They Might Be Giants: I Like Fun Review

By Samuel Cravey
Music Journalist

Artist: They Might Be Giants
Album: I Like Fun
Release Date: January 19, 2018
Website: www.theymightbegiants.com

After making music for upwards of 30 years, John Flansburgh and John Linnell still have the urge release new music. I Like Fun marks the band’s 20th album. No small feat considering the New York based duo’s constellation of other successful ventures like creating children’s music and film soundtracks in addition to their already massive album count. The band name is They Might Be Giants, but the amount of music they have created certainly is giant, no question about that. From serious rock to pop-commercial jingles, TMBG has dabbled in it all. Drawing from their own wealth of experience, and some new and unique sounds, Flansburgh and Linnell have created a fresh album ripe for listening pleasure.

I Like Fun starts off with“Let’s Get This Over With.” Despite my initial urge to smash that skip button, this song is actually quite charming. I think it is the most cheesy song on the album, but despite sounding like a little like a children’s song I can’t shake the warm, fuzzy feeling I get after the song is over. Begs the question, why does the arguably worst track on the album make me feel good? My proposition: the song (and the album to an extent) is designed to draw out and recapture the sensation of youth. Bright notes, an upbeat tempo, catchy lyrics– before you realize it you’re tapping your foot to the beat. A wholesome song that seems too intricate to be simply passed off for “children’s music.”

Thankfully, the rest of the album doesn’t summon the urge to press skip. “I Left My Body” begins with a bright and jarring pop-rock rhythm that drives the song on for around thirty seconds before unexpectedly slipping into an infectious bass groove that hits sudden and smooth before cycling back into the initial beat. The song continues this pattern while the vocals sing, “I left my body, and I went on a journey, and I forgot where I left my body,” conjuring thoughts of being put under anesthesia for a surgery for the first time and the apprehension that comes along with it. Their quirky and humorous word choice in lyrics adds to the perception of what it’s like to be under anesthesia too. Far fetched ramblings rattle out to the beat of the song, “Unfinished Manuscript and tungsten ring, My plastic hip is going to be worth something, I took the folding knife and my bat repellent soap.” There is no shortage of original lyrical content in this album. The lyrics are all well thought out and delivered competently.

“I Like Fun” is the most interesting track on the album, relying on a bass clarinet to keep the beat of the song. This song exemplifies TMBG’s knack for experimentation in music. As the song waddles along to the bass clarinet beat, occasional vocals chime in on a single high pitched note that’s held for a little longer than a couple of seconds. This continues to loop for the majority of the song with the aid of a snare drum in the background. After the line “But that’s my fun and I like fun” the song shifts into a long stroll; both with vocals and with a floaty-sounding muted trumpet. That’s right, bass clarinet and muted trumpet. It’s a strange and intriguing combo to be sure. This brief interlude ends as the trumpet melody shifts into a sporadic staccato-esque rhythm that plays only as the lyrics are sung, holding the listener in suspense for the next few verses. Soon the song reforms back into the original waddle rhythm with a new trumpet melody added on top before gracefully coming to an end.

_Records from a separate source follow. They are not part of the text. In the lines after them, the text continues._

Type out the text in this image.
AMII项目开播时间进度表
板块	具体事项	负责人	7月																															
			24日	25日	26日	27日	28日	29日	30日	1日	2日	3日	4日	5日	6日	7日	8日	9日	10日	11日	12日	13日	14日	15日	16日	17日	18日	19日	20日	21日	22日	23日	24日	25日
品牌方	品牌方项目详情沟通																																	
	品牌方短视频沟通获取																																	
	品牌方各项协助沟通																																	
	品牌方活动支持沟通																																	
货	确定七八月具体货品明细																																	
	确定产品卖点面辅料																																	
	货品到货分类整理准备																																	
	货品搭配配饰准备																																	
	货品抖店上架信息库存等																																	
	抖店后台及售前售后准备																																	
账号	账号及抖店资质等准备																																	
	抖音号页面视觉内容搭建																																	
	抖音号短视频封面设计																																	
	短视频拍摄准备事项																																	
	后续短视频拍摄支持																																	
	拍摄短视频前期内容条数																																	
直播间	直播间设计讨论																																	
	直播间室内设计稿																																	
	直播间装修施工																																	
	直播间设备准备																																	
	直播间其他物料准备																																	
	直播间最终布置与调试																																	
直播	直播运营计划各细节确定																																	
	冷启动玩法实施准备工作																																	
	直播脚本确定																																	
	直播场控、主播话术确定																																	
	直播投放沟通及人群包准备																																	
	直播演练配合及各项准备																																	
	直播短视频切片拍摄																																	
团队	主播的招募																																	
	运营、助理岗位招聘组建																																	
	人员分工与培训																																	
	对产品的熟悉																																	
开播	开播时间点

This old alt-rock group isn’t showing any sign of tiring out soon, all those years of accumulated experience hasn’t managed to weigh down their highly creative style. Instead, all the experience gained has become a honed set of tools to employ at their every whim. Happily, I can say TMBG is still churning out stimulating and weird music. These guys refuse to simply refuse to stagnate and its probably the reason they have stuck around album after album.